"I can help you start over", he said. " But they regret it...they always regret it."

in #writing7 years ago

Her life was a mess. It seemed that every decision, no matter how small, had dire consequences. Arts degree at university? Failed every class. Making coffee at a local cafe? Managed to give two people food poisoning in the first hour, and dropped a hot tea all over the cafe's owner. Hell, even today's decision to wear this red top had led to a thirty minute screaming match with her now erstwhile boyfriend. She had retreated to her bedroom, sobbing and vowing to never leave the room again.

Nothing announced his arrival. She gradually became aware that she was alone no longer, and she stared bleakly though her tear-filled eyes at a face that would forever defy her ability to describe: simultaneously handsome, beautiful and terrifying; a skin tone that seemed to morph as she watched from the deepest African black to the stark Scandinavian white; hair that was at once every colour and no colour at all; eyes like a swirling galaxy, and blacker than the depths of the ocean. Normally an apparition such as this would be cause for alarm, but in her present state, barely a shiver rippled her spine.

He stared back at her, and an eternity seemed to pass her by in a second as those eyes bored into hers. Eventually, she spoke aloud.

"Who are you?"

His reply seemed to bypass the mundanity of her ears and manifest itself directly into her mind.

“I come to those in the greatest of need, to give a choice. I can help you move forward, or take you back to the beginning to start again.”

His words washed over her, taking a few seconds to sink in...or was it a few millennia? Gradually she came to an understanding.

"You can help me start over?"

“I can help you start over,” he confirmed. “But you'll regret it...they always regret it.”

Consequence no longer had any meaning to her. This was an opportunity to undo all the bad decisions she'd made. How could she regret any more than she already did?

"Take me back," she pleaded. "Nothing can be worse than this."

“As you wish,” his voice hissed in her mind, seeming, for the first time, to carry some sort of venomous quality. “But this decision cannot be undone. And I will not appear to you again. Farewell.”

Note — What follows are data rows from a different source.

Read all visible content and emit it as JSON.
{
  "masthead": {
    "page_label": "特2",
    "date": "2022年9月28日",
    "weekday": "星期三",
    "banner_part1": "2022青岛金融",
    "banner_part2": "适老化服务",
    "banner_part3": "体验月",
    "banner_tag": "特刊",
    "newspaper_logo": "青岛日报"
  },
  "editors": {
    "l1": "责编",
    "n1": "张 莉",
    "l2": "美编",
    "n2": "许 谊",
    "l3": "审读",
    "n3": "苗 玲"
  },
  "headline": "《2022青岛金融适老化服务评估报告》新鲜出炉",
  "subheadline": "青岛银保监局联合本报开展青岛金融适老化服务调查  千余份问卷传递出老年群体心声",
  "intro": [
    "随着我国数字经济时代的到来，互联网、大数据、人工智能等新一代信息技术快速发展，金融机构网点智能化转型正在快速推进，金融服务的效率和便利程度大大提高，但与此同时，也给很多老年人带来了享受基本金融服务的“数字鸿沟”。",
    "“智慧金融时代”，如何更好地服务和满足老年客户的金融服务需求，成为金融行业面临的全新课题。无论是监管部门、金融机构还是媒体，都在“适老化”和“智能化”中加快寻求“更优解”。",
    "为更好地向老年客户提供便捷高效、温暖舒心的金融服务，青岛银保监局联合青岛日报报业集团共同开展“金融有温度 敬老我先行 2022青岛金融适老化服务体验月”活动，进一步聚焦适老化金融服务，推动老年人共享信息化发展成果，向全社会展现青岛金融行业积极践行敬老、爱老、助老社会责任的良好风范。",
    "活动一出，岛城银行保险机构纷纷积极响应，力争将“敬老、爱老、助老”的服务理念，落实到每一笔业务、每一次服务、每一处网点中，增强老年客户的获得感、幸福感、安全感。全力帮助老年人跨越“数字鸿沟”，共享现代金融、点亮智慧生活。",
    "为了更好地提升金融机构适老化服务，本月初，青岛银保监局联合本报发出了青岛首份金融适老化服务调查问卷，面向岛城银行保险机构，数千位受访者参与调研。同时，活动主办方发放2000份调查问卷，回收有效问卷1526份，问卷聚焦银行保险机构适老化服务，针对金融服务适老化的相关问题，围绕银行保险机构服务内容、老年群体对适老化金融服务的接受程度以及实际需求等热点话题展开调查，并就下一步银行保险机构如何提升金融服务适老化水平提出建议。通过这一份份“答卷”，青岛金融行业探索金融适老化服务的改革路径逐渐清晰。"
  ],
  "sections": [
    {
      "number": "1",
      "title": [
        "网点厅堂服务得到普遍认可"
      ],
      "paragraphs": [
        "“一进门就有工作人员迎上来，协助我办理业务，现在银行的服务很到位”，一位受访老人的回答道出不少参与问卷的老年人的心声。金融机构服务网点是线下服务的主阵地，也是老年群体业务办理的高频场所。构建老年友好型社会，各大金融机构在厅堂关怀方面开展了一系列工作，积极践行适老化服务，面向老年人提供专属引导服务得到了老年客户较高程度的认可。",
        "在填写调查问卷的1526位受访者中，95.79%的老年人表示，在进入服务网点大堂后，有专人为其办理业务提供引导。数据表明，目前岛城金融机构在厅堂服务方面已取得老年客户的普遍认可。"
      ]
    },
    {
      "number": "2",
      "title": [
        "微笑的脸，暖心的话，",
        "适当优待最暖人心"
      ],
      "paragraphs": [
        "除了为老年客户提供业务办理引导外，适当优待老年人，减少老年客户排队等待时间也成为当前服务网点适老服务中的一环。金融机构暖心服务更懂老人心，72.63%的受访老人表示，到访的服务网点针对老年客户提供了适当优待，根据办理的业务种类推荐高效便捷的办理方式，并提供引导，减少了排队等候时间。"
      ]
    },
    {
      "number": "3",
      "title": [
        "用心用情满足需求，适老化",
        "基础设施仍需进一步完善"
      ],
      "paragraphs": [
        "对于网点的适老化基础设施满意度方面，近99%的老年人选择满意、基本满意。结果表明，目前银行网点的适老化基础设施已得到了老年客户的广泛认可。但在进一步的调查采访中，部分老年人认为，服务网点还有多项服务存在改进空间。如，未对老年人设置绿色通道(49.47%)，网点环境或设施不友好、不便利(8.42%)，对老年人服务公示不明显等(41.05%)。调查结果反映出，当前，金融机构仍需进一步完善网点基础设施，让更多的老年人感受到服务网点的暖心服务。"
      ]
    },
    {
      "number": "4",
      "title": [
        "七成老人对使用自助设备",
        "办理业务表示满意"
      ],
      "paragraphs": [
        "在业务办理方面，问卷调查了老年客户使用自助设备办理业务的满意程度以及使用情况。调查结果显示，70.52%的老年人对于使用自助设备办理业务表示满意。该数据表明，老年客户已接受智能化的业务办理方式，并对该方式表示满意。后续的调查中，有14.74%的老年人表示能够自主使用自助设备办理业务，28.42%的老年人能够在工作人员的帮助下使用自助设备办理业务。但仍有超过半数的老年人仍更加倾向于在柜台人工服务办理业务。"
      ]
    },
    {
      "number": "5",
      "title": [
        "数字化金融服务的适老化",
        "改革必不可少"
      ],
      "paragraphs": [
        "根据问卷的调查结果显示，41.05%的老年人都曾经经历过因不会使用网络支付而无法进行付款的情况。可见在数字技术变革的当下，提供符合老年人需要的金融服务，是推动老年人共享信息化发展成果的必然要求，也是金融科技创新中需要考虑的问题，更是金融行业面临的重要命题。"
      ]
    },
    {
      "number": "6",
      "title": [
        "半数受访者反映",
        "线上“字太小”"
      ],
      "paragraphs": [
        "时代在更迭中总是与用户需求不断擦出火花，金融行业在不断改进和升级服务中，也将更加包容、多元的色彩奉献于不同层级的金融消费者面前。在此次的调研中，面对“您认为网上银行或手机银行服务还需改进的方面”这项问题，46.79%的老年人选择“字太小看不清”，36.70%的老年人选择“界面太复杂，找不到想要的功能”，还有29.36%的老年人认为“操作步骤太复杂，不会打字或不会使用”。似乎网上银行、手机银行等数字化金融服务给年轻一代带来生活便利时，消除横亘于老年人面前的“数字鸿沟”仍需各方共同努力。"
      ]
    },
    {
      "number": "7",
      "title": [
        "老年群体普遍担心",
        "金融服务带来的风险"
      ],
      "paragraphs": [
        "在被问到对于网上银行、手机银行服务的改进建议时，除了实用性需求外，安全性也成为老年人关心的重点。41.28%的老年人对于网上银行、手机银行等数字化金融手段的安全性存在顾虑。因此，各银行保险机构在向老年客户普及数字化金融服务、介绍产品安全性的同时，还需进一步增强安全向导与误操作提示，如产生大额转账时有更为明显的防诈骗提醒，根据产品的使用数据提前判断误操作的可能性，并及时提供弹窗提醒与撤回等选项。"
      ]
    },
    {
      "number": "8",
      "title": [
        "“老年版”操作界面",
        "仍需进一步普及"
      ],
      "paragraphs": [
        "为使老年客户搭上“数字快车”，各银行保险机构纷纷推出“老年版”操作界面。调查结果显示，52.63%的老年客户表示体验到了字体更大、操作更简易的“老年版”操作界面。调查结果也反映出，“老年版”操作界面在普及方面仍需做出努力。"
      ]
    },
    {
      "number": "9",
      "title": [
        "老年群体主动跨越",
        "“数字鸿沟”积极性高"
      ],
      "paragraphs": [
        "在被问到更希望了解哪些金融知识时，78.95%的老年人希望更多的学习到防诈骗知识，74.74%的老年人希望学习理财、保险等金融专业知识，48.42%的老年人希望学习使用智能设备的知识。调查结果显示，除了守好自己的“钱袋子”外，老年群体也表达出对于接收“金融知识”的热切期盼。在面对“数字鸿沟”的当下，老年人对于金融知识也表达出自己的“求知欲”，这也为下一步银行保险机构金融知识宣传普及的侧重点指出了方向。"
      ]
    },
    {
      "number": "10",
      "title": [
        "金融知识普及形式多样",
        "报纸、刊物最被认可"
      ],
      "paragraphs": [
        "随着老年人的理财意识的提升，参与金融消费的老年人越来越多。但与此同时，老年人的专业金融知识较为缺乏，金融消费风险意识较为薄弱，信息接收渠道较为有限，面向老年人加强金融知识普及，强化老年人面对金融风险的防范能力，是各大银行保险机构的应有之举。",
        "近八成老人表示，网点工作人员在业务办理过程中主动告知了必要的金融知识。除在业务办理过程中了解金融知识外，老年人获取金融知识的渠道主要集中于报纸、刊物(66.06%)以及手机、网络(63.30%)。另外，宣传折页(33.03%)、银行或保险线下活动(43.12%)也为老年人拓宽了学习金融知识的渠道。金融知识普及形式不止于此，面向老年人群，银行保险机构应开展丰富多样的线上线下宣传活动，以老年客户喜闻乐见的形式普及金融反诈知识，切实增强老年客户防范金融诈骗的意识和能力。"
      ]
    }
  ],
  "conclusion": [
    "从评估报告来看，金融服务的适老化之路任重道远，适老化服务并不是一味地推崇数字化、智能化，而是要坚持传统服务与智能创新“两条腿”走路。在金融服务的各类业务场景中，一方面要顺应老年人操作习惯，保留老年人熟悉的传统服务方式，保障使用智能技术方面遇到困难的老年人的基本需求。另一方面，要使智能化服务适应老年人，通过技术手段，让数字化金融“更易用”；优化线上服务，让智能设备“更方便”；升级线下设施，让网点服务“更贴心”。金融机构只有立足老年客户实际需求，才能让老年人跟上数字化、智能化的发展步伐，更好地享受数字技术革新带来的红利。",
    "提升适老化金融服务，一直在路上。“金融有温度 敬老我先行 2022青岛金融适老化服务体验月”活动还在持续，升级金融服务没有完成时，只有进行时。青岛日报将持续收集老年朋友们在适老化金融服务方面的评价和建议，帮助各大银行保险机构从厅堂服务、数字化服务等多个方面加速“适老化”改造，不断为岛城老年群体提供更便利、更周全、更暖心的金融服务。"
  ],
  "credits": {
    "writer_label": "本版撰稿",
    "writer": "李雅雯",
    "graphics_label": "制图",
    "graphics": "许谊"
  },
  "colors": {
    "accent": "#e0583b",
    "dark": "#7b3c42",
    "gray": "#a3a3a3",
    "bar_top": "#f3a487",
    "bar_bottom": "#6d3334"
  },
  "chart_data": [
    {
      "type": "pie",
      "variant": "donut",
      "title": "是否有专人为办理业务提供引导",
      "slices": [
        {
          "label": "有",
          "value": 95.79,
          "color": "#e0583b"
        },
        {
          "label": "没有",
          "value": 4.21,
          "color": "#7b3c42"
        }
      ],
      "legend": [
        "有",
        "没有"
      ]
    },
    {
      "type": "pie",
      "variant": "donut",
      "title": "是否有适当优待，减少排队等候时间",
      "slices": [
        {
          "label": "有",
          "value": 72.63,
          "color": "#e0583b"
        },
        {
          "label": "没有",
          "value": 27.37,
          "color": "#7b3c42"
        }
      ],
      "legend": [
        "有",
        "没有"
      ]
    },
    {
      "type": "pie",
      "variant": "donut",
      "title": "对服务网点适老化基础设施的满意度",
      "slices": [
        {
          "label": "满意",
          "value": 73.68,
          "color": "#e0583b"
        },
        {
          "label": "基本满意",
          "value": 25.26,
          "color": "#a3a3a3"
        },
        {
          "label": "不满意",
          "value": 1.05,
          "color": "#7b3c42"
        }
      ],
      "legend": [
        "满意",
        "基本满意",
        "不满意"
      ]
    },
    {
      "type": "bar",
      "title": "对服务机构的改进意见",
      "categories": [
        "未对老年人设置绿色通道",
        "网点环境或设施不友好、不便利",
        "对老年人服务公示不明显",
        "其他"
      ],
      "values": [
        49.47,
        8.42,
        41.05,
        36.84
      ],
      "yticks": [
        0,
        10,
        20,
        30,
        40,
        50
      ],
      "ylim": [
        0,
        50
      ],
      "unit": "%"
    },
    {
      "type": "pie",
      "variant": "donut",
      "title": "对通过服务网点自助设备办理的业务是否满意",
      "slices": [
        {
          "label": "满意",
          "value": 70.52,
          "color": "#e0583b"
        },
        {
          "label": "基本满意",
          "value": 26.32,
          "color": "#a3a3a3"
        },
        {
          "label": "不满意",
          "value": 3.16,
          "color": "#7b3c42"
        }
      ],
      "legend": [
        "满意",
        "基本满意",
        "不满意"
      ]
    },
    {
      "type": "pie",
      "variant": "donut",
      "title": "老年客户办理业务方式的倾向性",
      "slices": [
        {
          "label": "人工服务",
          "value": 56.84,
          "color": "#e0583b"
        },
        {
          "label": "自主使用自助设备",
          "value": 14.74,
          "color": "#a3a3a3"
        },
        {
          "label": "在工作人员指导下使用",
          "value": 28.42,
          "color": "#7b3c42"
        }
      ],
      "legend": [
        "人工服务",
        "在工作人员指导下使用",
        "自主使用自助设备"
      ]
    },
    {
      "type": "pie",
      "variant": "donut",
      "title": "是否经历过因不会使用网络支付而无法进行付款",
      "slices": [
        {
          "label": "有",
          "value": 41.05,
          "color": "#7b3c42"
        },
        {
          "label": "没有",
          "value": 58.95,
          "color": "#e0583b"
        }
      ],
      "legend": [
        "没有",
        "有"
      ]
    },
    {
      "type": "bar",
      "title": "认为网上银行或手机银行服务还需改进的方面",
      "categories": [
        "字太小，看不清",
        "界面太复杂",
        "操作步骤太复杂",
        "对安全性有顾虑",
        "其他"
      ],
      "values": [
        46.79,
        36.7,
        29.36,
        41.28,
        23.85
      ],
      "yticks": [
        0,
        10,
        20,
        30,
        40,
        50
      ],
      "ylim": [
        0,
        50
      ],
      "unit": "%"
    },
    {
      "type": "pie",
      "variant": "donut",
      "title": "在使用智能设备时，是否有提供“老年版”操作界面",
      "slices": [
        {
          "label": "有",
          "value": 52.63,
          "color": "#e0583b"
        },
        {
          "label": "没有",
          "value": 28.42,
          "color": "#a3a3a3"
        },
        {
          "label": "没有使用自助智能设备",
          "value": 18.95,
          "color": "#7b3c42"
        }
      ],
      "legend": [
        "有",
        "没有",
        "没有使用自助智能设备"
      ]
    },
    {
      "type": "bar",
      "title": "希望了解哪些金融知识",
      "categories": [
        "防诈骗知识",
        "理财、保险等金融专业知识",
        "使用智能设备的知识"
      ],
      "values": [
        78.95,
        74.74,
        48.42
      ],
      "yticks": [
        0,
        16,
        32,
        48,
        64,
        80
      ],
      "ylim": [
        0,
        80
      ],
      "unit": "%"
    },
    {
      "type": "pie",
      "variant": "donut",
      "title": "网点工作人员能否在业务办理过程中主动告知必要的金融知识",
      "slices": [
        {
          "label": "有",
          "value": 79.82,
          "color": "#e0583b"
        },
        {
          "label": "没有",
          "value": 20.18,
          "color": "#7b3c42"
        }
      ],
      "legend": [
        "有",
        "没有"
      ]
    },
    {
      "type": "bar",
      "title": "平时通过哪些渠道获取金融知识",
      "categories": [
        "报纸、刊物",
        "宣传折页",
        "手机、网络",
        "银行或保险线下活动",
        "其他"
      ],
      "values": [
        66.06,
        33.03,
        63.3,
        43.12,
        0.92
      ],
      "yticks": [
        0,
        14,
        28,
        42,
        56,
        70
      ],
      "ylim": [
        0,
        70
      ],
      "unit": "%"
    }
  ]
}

She awoke with a feeling of dread that she couldn't place. She reached for her phone to call her mother, the one person she could always rely on. Her phone was unlocked and her fingers typing her mother's home number when she noticed it: a tattoo on her wrist that she certainly hadn't had before. She studied it more closely. It was her mother's name, as well as two years: the year of her mother's birth, and a year that had long since past; how long ago was that, 12 years? The dread increasing, she finished typing her mother's number. An unfamiliar voice answered midway through the fourth ring; a gruff, masculine voice that jarred against her eardrum where she expected her mother's soothing, ethnic lilt. She apologised for the misdial, and stumbled from her couch to the shelf that held her photo albums that she had so carefully scrapbooked over the years. She found the album that matched the second year on her wrist and rifled through the pages until she found what she'd been dreading: photos of a funeral of which she had no memory. Her mother's funeral, 13 years ago next month. A fresh sob built in her throat. She cursed that strange man, if even he was a man, for tempting her with this.

She looked to the mantelpiece, where her favourite picture of herself and the man she had just broken up with sat. Except...no, it couldn't be. The picture showed just her, sitting alone on that park bench where they'd shared their first kiss. Dazed, she went back to the shelf and pulled out her high school yearbooks. There his picture should have been, but there it wasn't. Now confusion joined the dread. Had she never met him because he'd gone to a different school, or had her choice to start again deleted him from history entirely? And surely, if she were starting over, shouldn't she have gone back to being like 10 years old?

Her phone buzzed on the couch; an email. Automatically, it seemed, she opened it and read. The contents confirmed her worst fears, and though there was no address at the top, she could feel the penetrating stare of those deep, black eyes.

“ You have chosen to start over, it read. But I cannot make you travel back in time to where it went wrong. All I can do is remove every choice you made from that point onwards, leaving you free to start making new choices without the influence of your old ones. This includes the choice you made to call an ambulance when your mother said she was fine, and the choice you made to talk to a boy at that camp. You now have a clean slate to fill. Good luck.”

As she locked her phone, tears again filling the corners of her eyes, she thought she saw, one last time, the swirling dark eyes staring at her, the barest hint of mockery twisting them cruelly at the sight of her misery.

You'll regret it...they always regret it.